An air carrier pilot on a takeoff roll at MDW reported a near miss with a helicopter; which delayed its takeoff and then turned toward the reporter's runway during its departure.

Date: 2009-05 · Aircraft: Large Transport; Low Wing; 2 Turbojet Eng · Phase: takeoff

Anomalies: conflict-nmac|deviation-track-heading-all-types|deviation-discrepancy-procedural-far

Synopsis

An air carrier pilot on a takeoff roll at MDW reported a near miss with a helicopter; which delayed its takeoff and then turned toward the reporter's runway during its departure.

Narrative

As we taxied I heard the Tower Controller tell a helicopter to change to Departure frequency. I thought it was strange as the helicopter had not taken off yet. Then we were cleared on to hold. We got on the runway and stopped. As the preceding aircraft cleared the runway; we were cleared for takeoff. We began the takeoff roll as normal. I called 80 knots and shortly after called V1 at 111 KTS; which was five knots prior to V1. As we were rolling down the runway I noticed the helicopter lifting off; but he seemed to be hovering near the edge of the runway; but not crossing it.
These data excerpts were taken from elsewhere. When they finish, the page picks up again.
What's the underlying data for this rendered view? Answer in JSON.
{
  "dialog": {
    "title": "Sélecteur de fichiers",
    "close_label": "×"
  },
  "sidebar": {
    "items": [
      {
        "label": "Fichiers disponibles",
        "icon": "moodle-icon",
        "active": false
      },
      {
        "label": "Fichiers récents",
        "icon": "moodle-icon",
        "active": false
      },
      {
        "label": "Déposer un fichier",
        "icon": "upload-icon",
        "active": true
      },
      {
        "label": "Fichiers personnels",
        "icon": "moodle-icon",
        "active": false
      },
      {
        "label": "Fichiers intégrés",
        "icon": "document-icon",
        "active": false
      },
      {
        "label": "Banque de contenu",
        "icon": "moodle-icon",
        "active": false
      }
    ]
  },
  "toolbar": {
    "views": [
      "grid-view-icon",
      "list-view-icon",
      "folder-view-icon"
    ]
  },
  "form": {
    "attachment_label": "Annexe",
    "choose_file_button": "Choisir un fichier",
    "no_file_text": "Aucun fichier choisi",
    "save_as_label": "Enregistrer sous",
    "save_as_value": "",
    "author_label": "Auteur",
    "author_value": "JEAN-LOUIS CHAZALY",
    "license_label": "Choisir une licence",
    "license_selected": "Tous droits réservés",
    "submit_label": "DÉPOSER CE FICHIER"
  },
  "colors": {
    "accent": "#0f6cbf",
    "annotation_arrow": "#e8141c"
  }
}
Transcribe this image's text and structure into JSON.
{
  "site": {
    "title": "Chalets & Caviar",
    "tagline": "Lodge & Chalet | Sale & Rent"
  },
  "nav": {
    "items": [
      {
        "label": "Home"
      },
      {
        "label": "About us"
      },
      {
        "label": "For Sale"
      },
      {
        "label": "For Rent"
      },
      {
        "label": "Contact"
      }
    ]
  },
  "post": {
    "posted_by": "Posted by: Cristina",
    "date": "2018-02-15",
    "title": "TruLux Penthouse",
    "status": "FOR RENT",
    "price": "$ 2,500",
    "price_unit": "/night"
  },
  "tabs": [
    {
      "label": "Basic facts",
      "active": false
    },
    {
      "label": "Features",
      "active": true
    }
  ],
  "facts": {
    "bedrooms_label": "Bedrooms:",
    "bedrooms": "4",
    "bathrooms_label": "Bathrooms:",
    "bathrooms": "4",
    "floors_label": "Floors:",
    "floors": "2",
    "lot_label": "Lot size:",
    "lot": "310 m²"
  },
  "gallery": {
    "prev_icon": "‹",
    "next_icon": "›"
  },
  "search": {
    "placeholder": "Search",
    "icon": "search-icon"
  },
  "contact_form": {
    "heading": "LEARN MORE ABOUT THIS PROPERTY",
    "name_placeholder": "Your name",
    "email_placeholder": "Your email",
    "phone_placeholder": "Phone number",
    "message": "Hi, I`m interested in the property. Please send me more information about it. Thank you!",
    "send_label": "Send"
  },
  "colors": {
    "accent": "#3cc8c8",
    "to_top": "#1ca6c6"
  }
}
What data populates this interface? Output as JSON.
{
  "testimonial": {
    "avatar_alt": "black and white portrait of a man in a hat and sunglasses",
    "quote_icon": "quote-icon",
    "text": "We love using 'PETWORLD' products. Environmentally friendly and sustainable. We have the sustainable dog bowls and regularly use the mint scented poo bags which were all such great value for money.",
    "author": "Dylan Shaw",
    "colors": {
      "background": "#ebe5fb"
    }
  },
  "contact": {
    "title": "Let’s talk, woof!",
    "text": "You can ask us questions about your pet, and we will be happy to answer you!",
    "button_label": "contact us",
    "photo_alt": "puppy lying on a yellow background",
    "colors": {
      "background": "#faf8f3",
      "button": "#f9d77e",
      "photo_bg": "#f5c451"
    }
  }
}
Then as we got close to rotation speed; which I think was around 135 KTS I saw the helicopter head towards our runway. The Captain slightly delayed the rotation as to not pull up right into the helicopter; but the runway in front of us was rapidly shrinking. The Captain slowly pulled up and tried to stay underneath the helicopter without hitting him. I stayed focused on looking out front to make sure we were high enough to clear the fence and houses in front of us. The helicopter made a turn to the left to put him parallel to our heading and started to move away from the runway. I believe we were within 50 FT of the helicopter; but that is just an estimate. A few seconds later we were clear of the conflict and we continued our profile as normal.